3. Complex Thoughts Need Clear Language

I’ve written this a thousand times on undergrad papers, but it’s a lesson that could be learned by some grad students and senior scholars too. You’re trying to persuade readers with your argument, not impress them with your thesaurus.

Avoid jargon whenever possible. There are certain terms that are vital to a field, but if they’re not readily understood by non-specialists, neither will your argument. Break it down for them.

There’s a reason newspaper editors often tell op-ed writers to imagine they’re writing for an audience of “intelligent non-specialists.”

I wrote every line of my dissertation with two people in mind—my dissertation director and my mom, a high-school graduate. I knew that if I could craft a history that met his high standards but was accessible and understandable to my mom, then I’d have done it right.

4. Word Choice Matters, But Sentences Do Too

Too often, academics hear their writing as they imagined they wrote it, and not thinking about how it sounds to someone approaching them fresh. This is why I always tell students to read their work aloud.

Sentence structure matters here. I often read work that’s a mass of uniform sentences styles and length, but writers have to remember they’re not just providing the lyrics of a song, but the music that will accompany it.

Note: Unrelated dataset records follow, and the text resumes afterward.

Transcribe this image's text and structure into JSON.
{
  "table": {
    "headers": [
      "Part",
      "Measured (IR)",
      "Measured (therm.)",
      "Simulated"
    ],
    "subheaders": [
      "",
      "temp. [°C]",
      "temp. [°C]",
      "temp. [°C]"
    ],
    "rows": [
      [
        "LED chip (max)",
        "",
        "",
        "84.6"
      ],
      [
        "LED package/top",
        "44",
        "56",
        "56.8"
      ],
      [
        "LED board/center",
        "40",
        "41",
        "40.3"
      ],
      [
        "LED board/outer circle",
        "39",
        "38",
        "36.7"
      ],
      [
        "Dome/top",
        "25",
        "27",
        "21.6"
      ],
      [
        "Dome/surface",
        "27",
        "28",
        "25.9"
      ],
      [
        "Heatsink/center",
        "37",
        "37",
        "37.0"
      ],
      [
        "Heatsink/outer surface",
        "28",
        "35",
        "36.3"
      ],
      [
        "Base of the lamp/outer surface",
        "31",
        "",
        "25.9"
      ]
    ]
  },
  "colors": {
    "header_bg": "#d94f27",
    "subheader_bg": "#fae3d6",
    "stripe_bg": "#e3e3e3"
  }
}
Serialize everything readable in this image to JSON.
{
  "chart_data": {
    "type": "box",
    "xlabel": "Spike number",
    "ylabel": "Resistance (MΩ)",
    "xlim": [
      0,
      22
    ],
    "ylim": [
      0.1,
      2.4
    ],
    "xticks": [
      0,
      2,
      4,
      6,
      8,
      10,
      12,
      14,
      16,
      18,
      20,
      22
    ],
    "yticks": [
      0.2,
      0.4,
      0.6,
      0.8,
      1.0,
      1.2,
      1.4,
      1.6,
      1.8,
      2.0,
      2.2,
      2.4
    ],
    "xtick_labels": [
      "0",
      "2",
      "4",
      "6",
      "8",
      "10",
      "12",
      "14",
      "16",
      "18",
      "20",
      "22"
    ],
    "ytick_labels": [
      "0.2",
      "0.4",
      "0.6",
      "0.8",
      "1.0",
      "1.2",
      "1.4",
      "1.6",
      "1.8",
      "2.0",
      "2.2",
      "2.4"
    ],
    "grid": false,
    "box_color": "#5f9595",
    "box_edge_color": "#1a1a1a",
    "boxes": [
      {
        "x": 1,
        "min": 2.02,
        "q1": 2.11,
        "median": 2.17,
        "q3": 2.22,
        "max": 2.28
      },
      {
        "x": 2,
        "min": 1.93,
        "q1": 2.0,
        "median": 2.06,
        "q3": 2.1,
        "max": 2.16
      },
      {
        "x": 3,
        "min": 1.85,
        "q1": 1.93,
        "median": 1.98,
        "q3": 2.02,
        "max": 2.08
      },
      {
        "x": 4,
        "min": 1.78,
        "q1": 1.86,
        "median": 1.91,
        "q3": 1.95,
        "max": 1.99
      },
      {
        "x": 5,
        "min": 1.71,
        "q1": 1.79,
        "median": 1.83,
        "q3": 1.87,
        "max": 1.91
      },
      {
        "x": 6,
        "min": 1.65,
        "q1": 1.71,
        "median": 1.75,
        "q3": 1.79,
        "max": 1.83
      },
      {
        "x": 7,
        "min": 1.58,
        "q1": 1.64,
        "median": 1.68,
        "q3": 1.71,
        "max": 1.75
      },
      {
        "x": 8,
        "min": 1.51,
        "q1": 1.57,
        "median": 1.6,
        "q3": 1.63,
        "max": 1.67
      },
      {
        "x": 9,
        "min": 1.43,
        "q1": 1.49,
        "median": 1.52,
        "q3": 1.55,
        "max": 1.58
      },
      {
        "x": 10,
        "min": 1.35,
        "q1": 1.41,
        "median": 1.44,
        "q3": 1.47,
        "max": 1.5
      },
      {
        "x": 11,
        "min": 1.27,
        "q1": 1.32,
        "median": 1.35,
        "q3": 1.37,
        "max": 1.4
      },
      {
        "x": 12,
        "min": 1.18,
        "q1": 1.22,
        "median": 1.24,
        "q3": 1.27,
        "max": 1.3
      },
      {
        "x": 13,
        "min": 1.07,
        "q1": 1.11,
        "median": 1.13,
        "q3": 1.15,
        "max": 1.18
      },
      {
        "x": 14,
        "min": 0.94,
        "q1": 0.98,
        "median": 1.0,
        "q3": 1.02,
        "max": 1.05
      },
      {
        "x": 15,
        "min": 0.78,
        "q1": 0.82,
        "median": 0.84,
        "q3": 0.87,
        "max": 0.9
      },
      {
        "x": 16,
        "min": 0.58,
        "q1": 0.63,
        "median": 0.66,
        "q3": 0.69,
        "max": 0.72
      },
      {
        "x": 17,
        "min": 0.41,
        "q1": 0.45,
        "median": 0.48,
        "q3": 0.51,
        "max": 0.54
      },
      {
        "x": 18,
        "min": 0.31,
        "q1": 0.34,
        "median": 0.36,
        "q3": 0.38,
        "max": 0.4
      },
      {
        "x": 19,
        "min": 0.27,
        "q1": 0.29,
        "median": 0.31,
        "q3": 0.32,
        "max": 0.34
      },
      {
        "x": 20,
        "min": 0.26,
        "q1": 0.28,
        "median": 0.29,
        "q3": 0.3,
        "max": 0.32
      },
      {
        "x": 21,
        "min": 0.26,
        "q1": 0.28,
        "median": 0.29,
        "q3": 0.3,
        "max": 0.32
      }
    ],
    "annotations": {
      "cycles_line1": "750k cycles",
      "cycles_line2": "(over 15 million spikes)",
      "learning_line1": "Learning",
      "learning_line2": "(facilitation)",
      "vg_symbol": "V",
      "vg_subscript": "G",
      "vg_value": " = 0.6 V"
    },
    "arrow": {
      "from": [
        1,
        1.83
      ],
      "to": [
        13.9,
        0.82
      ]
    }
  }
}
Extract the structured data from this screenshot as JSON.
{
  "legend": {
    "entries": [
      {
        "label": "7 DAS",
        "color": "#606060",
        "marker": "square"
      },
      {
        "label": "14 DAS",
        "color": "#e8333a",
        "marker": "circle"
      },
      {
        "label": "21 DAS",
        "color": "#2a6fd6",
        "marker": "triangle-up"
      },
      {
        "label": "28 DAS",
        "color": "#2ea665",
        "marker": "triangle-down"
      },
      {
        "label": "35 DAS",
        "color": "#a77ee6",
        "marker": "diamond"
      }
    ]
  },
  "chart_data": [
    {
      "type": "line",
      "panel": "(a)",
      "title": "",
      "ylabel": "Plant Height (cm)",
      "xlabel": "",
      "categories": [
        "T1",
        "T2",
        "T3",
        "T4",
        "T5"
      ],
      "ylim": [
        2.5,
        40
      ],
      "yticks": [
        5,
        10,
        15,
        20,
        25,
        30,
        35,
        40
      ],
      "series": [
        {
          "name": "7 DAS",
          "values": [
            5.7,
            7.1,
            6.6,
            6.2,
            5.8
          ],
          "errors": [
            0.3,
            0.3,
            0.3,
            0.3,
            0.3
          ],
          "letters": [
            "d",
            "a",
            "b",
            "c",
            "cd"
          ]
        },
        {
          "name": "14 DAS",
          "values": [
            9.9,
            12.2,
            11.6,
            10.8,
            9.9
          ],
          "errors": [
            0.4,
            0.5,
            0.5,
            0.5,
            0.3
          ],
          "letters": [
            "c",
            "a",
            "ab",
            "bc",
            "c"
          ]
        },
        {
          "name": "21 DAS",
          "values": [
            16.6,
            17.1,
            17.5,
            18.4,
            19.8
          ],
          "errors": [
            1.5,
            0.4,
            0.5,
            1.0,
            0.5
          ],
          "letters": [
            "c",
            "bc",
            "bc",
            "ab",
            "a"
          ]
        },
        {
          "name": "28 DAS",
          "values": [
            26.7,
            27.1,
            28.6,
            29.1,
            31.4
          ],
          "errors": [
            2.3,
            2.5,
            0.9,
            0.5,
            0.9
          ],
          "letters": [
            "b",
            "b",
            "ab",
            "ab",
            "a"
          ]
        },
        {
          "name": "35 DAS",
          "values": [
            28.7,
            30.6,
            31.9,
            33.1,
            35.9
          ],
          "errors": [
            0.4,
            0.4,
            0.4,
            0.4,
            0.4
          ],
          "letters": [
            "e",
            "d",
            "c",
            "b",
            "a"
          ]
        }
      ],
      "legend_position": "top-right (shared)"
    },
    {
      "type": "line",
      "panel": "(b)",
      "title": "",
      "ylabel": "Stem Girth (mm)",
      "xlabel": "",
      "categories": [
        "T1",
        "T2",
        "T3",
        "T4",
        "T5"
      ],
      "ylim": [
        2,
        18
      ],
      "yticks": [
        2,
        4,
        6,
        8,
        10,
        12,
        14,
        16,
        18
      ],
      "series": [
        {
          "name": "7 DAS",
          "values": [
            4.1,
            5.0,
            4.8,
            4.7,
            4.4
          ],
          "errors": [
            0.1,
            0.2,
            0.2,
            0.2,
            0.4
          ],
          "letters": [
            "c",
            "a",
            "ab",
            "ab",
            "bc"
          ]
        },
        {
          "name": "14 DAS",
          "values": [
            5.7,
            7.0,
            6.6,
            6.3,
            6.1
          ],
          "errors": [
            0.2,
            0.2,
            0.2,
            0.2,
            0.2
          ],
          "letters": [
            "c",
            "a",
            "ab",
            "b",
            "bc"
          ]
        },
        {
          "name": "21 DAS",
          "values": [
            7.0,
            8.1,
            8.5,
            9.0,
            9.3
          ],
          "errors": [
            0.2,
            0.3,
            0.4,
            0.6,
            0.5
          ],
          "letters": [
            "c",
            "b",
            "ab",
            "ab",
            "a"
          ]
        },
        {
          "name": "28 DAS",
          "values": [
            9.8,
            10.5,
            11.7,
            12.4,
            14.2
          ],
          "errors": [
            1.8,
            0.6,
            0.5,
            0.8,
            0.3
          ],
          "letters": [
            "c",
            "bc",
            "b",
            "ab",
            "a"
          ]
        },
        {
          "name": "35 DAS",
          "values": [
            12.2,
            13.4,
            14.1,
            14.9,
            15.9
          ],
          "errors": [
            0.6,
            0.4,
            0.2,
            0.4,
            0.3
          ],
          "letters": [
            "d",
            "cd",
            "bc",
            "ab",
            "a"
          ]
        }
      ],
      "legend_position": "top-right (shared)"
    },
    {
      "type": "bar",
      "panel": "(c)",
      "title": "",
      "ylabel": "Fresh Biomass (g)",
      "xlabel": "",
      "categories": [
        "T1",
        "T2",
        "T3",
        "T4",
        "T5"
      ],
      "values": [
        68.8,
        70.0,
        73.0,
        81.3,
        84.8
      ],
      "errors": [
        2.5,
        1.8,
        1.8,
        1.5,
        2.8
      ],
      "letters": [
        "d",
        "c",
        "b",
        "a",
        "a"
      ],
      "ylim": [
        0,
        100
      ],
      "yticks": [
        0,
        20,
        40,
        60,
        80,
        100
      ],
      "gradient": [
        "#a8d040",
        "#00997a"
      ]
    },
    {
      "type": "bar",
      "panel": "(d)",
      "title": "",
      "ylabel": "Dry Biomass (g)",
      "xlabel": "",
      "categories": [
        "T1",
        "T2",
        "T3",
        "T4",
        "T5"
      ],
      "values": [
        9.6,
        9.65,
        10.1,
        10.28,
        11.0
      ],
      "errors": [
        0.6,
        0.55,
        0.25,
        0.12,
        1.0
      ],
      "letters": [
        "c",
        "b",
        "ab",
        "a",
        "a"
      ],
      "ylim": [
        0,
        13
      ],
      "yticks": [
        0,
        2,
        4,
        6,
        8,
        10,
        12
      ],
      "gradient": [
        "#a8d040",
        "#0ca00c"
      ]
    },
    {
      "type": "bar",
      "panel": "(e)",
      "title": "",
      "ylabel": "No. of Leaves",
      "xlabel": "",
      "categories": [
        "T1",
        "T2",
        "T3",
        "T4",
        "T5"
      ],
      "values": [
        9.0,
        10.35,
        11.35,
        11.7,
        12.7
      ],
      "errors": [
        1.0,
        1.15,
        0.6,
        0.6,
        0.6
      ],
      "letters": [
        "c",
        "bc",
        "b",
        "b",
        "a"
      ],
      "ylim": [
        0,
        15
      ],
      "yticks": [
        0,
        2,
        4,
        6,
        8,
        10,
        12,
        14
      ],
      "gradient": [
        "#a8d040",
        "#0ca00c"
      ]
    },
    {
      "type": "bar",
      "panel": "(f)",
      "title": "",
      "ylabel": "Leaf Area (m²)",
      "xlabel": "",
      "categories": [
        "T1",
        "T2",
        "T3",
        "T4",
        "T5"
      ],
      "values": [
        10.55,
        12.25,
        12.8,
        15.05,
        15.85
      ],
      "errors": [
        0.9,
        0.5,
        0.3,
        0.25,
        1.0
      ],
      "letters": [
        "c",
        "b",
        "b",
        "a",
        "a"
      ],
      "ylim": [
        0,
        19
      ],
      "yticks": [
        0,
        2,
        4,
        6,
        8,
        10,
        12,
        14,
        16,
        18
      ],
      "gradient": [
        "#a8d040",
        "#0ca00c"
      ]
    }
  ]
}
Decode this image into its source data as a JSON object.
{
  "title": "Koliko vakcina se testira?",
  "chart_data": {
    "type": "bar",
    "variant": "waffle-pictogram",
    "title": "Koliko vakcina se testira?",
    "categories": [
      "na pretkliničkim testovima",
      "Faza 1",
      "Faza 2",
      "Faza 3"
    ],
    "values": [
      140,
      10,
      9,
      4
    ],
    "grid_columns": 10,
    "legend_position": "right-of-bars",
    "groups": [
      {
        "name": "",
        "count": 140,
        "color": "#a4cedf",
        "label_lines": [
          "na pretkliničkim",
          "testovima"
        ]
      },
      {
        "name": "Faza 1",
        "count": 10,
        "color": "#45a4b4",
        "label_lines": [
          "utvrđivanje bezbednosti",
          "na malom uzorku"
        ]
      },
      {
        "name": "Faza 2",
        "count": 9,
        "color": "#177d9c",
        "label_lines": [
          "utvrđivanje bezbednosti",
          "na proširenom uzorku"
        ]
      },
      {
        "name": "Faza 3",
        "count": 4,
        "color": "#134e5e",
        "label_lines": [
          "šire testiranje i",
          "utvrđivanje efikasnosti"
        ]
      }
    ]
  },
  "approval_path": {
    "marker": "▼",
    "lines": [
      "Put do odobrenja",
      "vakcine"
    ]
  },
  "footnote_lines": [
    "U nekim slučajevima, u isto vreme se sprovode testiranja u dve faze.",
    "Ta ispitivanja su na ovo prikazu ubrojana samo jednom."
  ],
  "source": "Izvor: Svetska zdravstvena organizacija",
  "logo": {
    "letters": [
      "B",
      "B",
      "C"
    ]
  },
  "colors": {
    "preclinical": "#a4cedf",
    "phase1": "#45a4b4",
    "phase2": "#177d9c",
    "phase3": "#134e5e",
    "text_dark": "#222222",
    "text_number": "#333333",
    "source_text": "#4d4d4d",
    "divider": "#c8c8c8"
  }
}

There’s a popular quote by Gary Provost that gets this point across well:

This sentence has five words. Here are five more words. Five-word sentences are fine. But several together become monotonous. Listen to what is happening. The writing is getting boring. The sound of it drones. It’s like a stuck record. The ear demands some variety. Now listen. I vary the sentence length, and I create music. Music. The writing sings. It has a pleasant rhythm, a lilt, a harmony. I use short sentences. And I use sentences of medium length. And sometimes, when I am certain the reader is rested, I will engage him with a sentence of considerable length, a sentence that burns with energy and builds with all the impetus of a crescendo, the roll of the drums, the crash of the cymbals—sounds that say listen to this, it is important.

5. Pace Yourself

It’s easy to get overwhelmed by the larger process of writing an article, a dissertation or a book, so think about the big picture first and then focus in on one sentence, then one paragraph, then one section. One at a time.

Some grad students follow the model of my brilliant colleague Tony Grafton by setting a minimum word limit to hit each day, but I learned a long time ago that I’m no Tony Grafton. (You may be, though. Have at it!)

But yes, write something each day. Some days it flows effortlessly, and I can crank out five to ten solid pages. Some days I struggle over a single sentence, but if I finally get it right, that’s enough. Some days I realize I just have to walk away.

But the writing is only the beginning. That “write drunk, edit sober” line attributed to Hemingway might be apocryphal, but it has the stress in the right place. Editing and rewriting are the key to the whole thing.

And this can be, and should be, a collaborative process. Whether it’s presenting in formal workshops or sharing drafts with a friend, get some fresh eyes on your writing whenever you can.

And, this should go without saying, but you should be circulating your worst material, the stuff you need the most help on. You’re not trying to show off, you’re asking for help. We all need it.